It is known that the microbiota that inhabits the human vagina plays a role in health and disease, with optimal vaginal microbiomes being dominated by species of Lactobacillus, with research suggesting the lactic acid produced by the bacteria protects against infections.
The study lead, Bing Ma, says that VIRGO “functions both as a central repository and a highly scalable tool for fast, accurate characterisation of vaginal microbiomes”. VIRGO could facilitate a better understanding of how the bacteria contribute to women’s health and disease as it houses close to one million genes, each annotated with the bacterium that carries it and its function. Currently, researchers are estimating that VIRGO contains over 95% of all the genes in the vaginal microbiome.

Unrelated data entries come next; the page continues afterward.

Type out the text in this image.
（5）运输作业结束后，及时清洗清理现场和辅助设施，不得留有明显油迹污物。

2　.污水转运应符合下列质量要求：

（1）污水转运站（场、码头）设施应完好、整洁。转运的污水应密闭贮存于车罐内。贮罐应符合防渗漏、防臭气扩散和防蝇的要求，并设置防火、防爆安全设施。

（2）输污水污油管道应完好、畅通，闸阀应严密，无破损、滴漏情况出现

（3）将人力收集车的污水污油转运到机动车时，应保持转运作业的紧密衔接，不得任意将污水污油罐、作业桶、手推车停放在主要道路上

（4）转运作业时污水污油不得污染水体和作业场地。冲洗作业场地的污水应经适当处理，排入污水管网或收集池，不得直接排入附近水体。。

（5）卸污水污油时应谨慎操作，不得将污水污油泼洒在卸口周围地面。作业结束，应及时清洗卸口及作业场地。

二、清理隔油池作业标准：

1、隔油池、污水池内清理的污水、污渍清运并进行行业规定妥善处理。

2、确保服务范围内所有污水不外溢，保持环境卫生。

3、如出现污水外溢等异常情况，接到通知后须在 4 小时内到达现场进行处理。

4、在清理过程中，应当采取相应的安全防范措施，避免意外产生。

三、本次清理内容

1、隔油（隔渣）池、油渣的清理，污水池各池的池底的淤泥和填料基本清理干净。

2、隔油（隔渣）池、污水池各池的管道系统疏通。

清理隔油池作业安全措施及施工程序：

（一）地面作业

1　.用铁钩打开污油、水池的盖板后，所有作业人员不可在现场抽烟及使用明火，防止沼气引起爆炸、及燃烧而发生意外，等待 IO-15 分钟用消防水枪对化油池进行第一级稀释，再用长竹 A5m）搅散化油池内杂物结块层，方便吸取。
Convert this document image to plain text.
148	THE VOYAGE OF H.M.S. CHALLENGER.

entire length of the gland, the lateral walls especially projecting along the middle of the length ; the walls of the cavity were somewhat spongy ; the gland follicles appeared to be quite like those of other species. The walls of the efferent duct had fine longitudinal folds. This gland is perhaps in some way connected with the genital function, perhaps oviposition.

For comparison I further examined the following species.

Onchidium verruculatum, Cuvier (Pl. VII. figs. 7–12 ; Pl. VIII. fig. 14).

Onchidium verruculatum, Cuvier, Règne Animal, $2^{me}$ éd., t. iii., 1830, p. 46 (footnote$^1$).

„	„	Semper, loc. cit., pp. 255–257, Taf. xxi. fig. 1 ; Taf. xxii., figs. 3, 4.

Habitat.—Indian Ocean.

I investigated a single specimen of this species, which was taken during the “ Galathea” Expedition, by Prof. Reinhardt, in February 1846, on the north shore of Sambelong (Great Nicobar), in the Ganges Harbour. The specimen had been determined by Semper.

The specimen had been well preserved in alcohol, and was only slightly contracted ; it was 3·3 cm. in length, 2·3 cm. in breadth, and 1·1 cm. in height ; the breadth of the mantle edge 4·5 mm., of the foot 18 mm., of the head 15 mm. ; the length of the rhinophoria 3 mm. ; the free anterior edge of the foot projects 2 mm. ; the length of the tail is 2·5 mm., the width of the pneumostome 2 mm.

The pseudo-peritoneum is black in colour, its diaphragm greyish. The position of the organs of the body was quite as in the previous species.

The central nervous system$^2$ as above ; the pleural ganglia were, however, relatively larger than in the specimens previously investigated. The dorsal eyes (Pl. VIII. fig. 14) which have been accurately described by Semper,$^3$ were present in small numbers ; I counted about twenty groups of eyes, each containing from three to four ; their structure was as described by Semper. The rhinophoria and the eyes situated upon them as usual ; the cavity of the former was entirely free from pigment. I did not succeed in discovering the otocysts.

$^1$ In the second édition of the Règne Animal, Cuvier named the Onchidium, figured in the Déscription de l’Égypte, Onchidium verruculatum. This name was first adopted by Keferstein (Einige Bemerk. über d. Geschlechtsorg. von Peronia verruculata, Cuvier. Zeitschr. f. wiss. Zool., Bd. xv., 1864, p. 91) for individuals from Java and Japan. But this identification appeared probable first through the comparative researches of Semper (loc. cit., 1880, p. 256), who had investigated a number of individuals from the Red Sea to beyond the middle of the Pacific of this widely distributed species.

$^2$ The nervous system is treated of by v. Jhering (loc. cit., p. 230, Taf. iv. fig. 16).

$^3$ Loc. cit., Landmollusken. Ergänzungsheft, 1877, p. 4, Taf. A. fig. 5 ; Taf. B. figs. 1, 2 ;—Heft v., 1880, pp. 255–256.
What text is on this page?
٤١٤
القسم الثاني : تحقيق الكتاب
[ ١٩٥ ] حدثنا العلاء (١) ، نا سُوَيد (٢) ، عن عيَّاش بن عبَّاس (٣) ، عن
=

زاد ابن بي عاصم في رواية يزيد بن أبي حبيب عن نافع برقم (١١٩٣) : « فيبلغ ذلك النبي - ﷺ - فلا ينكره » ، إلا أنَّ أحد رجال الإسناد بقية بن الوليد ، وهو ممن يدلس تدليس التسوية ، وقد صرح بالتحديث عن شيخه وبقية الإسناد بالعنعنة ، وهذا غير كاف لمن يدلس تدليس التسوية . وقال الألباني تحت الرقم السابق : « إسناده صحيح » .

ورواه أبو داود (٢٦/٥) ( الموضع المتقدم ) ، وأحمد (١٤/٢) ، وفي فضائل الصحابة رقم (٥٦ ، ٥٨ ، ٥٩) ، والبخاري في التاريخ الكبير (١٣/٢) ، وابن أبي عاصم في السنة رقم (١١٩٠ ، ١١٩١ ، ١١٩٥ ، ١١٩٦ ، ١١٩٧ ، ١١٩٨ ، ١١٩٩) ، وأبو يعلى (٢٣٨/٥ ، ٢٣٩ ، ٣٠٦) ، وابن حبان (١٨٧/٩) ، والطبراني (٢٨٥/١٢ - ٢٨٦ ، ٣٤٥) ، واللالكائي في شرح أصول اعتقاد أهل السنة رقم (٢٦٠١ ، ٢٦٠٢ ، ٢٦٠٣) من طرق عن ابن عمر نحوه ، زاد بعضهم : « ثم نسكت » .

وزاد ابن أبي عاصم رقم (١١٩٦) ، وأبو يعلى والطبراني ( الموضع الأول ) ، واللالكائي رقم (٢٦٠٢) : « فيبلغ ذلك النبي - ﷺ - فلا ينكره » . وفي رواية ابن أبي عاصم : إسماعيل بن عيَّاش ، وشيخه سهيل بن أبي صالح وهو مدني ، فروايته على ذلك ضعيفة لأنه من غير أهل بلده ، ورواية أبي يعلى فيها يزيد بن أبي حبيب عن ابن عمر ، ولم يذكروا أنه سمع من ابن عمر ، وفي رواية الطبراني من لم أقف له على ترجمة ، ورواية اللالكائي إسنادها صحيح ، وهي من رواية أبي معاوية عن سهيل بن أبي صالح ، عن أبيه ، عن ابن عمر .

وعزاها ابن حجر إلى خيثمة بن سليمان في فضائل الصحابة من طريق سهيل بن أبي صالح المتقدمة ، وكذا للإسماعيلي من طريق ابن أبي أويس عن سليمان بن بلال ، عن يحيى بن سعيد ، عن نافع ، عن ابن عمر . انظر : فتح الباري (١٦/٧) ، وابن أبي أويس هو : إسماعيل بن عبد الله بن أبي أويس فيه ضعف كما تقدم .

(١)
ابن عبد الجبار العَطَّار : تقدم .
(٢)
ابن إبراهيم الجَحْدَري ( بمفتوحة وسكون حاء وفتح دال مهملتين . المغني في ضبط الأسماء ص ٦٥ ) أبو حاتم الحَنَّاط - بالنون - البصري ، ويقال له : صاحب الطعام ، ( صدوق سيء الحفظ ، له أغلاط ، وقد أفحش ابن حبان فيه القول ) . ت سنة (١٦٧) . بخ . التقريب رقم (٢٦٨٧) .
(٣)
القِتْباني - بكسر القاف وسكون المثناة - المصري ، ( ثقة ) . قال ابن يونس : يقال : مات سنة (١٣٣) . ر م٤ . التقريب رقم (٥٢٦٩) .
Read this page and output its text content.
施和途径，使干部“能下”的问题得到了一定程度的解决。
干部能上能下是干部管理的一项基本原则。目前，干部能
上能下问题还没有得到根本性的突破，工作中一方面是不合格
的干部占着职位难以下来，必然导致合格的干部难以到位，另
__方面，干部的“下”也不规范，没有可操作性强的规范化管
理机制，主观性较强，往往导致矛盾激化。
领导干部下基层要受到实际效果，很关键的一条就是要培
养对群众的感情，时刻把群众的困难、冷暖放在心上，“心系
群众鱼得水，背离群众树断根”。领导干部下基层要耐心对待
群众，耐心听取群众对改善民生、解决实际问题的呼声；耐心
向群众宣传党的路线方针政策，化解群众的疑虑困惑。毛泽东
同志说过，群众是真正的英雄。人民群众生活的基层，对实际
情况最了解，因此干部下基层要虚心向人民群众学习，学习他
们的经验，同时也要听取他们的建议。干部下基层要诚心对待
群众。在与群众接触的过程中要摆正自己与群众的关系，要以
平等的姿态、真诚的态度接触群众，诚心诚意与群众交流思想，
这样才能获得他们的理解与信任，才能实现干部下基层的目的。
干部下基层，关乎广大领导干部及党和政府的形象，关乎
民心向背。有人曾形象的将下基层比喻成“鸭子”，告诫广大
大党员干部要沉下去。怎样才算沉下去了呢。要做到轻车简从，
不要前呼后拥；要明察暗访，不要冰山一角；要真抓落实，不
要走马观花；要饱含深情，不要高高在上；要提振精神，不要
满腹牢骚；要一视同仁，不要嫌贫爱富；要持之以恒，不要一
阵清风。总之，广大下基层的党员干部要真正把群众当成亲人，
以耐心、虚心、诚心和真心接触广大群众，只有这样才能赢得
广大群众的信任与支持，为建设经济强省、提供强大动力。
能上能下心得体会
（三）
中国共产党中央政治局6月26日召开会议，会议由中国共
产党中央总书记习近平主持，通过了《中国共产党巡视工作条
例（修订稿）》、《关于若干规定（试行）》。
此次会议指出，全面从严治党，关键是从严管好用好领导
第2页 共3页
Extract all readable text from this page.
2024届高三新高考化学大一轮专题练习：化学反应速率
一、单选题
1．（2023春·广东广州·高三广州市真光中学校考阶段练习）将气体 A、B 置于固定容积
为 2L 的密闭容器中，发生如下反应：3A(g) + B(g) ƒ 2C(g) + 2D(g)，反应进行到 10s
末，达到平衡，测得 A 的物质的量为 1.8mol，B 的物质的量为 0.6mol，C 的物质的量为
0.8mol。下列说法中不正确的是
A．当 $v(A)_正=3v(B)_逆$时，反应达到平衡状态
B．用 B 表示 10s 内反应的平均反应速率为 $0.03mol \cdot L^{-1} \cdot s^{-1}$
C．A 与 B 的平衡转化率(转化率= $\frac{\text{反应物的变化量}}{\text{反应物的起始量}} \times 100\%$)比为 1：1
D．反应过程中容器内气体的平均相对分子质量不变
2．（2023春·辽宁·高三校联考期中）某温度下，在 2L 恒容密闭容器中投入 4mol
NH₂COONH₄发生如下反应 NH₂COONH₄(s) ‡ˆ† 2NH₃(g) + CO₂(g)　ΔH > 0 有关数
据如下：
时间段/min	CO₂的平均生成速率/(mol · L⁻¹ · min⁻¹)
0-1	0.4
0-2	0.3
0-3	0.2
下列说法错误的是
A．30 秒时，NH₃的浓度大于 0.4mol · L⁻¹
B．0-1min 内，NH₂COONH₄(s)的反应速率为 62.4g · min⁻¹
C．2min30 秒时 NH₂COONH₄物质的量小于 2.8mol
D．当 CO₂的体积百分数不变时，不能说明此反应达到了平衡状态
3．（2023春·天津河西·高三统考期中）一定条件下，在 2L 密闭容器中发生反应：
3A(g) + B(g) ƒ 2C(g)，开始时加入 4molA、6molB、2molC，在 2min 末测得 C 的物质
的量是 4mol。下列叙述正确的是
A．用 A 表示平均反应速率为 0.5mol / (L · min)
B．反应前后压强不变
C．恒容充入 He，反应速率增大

The power of the resource was demonstrated when they analysed over 1500 vaginal metagenomes, where they discovered that each bacterium is more genetically diverse than they thought, meaning that women each carry a personalised version of these bacteria. Also, they elucidated that optimal vaginal microbiota is dominated by different strains of the same species of Lactobacillus.
Dean E. Albert Reece, the Executive Vice President for Medical Affairs at UMSOM has stated that “important efforts” are underway to translate their growing understanding of human-associated microbial communities into clinical biomarkers and treatments. Meanwhile, researchers at the Institute of Genome Sciences will continue to update and expand the resource.